Two weeks ago Utah's governor signed into law the most sweeping school voucher program in America that will, in time, give all students a scholarship to attend schools of their parents' choice. 

"It is the most comprehensive school choice program in the nation," says Dan Lips of the Heritage Foundation.

Utah's poor children (who get free or reduced school lunches) will be eligible for scholarships, as will all kindergarten children next fall. The following year, all first graders plus kindergartners will be eligible as vouchers are phased in. By 2020 all students could receive school vouchers to attend a school of their choice.

The scholarship amounts are determined by family income.  A family of three with a $30,710 income could get a $3,000 voucher. One earning $61,420 could receive $2,000.

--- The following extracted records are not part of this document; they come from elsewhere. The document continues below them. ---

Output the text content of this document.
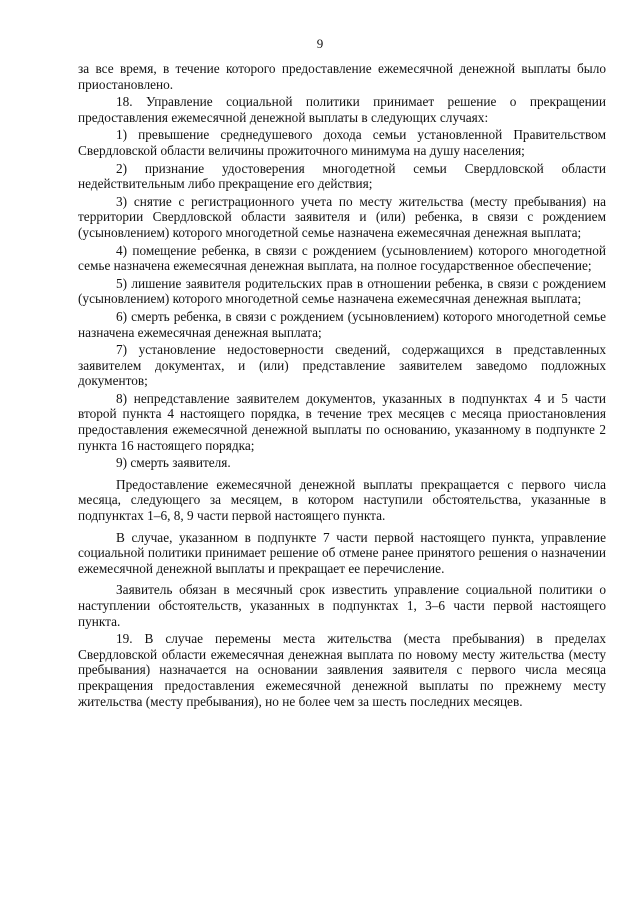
9

за все время, в течение которого предоставление ежемесячной денежной выплаты было приостановлено.

18. Управление социальной политики принимает решение о прекращении предоставления ежемесячной денежной выплаты в следующих случаях:

1) превышение среднедушевого дохода семьи установленной Правительством Свердловской области величины прожиточного минимума на душу населения;

2) признание удостоверения многодетной семьи Свердловской области недействительным либо прекращение его действия;

3) снятие с регистрационного учета по месту жительства (месту пребывания) на территории Свердловской области заявителя и (или) ребенка, в связи с рождением (усыновлением) которого многодетной семье назначена ежемесячная денежная выплата;

4) помещение ребенка, в связи с рождением (усыновлением) которого многодетной семье назначена ежемесячная денежная выплата, на полное государственное обеспечение;

5) лишение заявителя родительских прав в отношении ребенка, в связи с рождением (усыновлением) которого многодетной семье назначена ежемесячная денежная выплата;

6) смерть ребенка, в связи с рождением (усыновлением) которого многодетной семье назначена ежемесячная денежная выплата;

7) установление недостоверности сведений, содержащихся в представленных заявителем документах, и (или) представление заявителем заведомо подложных документов;

8) непредставление заявителем документов, указанных в подпунктах 4 и 5 части второй пункта 4 настоящего порядка, в течение трех месяцев с месяца приостановления предоставления ежемесячной денежной выплаты по основанию, указанному в подпункте 2 пункта 16 настоящего порядка;

9) смерть заявителя.

Предоставление ежемесячной денежной выплаты прекращается с первого числа месяца, следующего за месяцем, в котором наступили обстоятельства, указанные в подпунктах 1–6, 8, 9 части первой настоящего пункта.

В случае, указанном в подпункте 7 части первой настоящего пункта, управление социальной политики принимает решение об отмене ранее принятого решения о назначении ежемесячной денежной выплаты и прекращает ее перечисление.

Заявитель обязан в месячный срок известить управление социальной политики о наступлении обстоятельств, указанных в подпунктах 1, 3–6 части первой настоящего пункта.

19. В случае перемены места жительства (места пребывания) в пределах Свердловской области ежемесячная денежная выплата по новому месту жительства (месту пребывания) назначается на основании заявления заявителя с первого числа месяца прекращения предоставления ежемесячной денежной выплаты по прежнему месту жительства (месту пребывания), но не более чем за шесть последних месяцев.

The idea for universal school vouchers was first proposed in 1955 by Nobel Laureate economist Milton Friedman as a way to give families the opportunity to shop for the best school for their children, and force schools to compete in offering superior services to attract students.

It is a classic conservative economic proposition favoring competition and choice over the  public school monopoly. It is also one of the few ideas that Republicans have for offering minority students genuine new opportunity. Vouchers also offer a lifeline to preserve parochial schools in cities which have been closing as Catholics have moved to the suburbs.

Dan Curtin of the National Catholic Educational Association, says 6-8 parochial schools in Washington D.C. would have had to close, not just two, if it were not for federally funded vouchers.  Detroit, with no vouchers, closed 21 schools. Finally, taxpayers save money since the vouchers are set at about half the per pupil cost of public education. Washington's program gives $7,000 vouchers while city schools spend $14,000 for miserable education.

Vouchers have been fought wherever they have been introduced by teacher unions on grounds  they siphon off funds to improve public schools and help a few students rather than many. More surprisingly, they've been opposed by the NAACP, though the beneficiaries in Milwaukee, for example, are 96 percent black.

Milwaukee's NAACP charged that vouchers violate the Fourteenth Amendment's equal protection clause, because some parents would choose to send their children to "virtually one-race schools," while "racially separate schools are inherently unequal."

Huh? Only 35 percent of the freshmen who entered public high schools in Milwaukee in 1992, graduated in four years. In one school only 13 percent did. Compare that to Catholic Messmer High School with a 98 percent graduation rate.  Also, many of the private and religious schools in Milwaukee are more integrated than their public counterparts.

No wonder polls reveal 90 percent of the city's African-American parents favor a program that gives 17,000 students, a fifth of the public schools, an opportunity for private education. 

This year 150,000 public school students received vouchers across the nation. What have been the results?

Dr. Jay Green, an endowed professor of educational reform at the University of Arkansas, has conducted or overseen eight studies.  Vouchers are so popular with parents that three times as many apply for them as there are funded spaces. Therefore, Green compares how well students did who got the scholarships vs. those who wanted them but lost in the lottery.  This is  like comparing those receiving a new drug vs. a placebo, the scientific gold standard..

Green says that students receiving scholarships "close the gap between black and white tests scores by a quarter," about 6 to 7 percentile points of the 21 percentile gap.  In Milwaukee,  students did 6 percentile points better on reading after four years and 11 percentile points better in math.  In Washington Catholic inner city schools, 94 percent of second graders are at or above grade level.

Equally important, Green reports, "The public schools rise to the challenge and do better." He found that the competition prompts public schools to improve about 5 percentile points, as in Florida where Gov. Jeb Bush pushed through legislation to give students in failing schools vouchers to exit..

Finally, Green reports that expanded public school choice promotes civic values, such as greater tolerance of those from different backgrounds, less segregation and more volunteering by students to serve others.

Good reasons for every public school system to consider offering vouchers not just to poor students, but to all students based on the Utah model.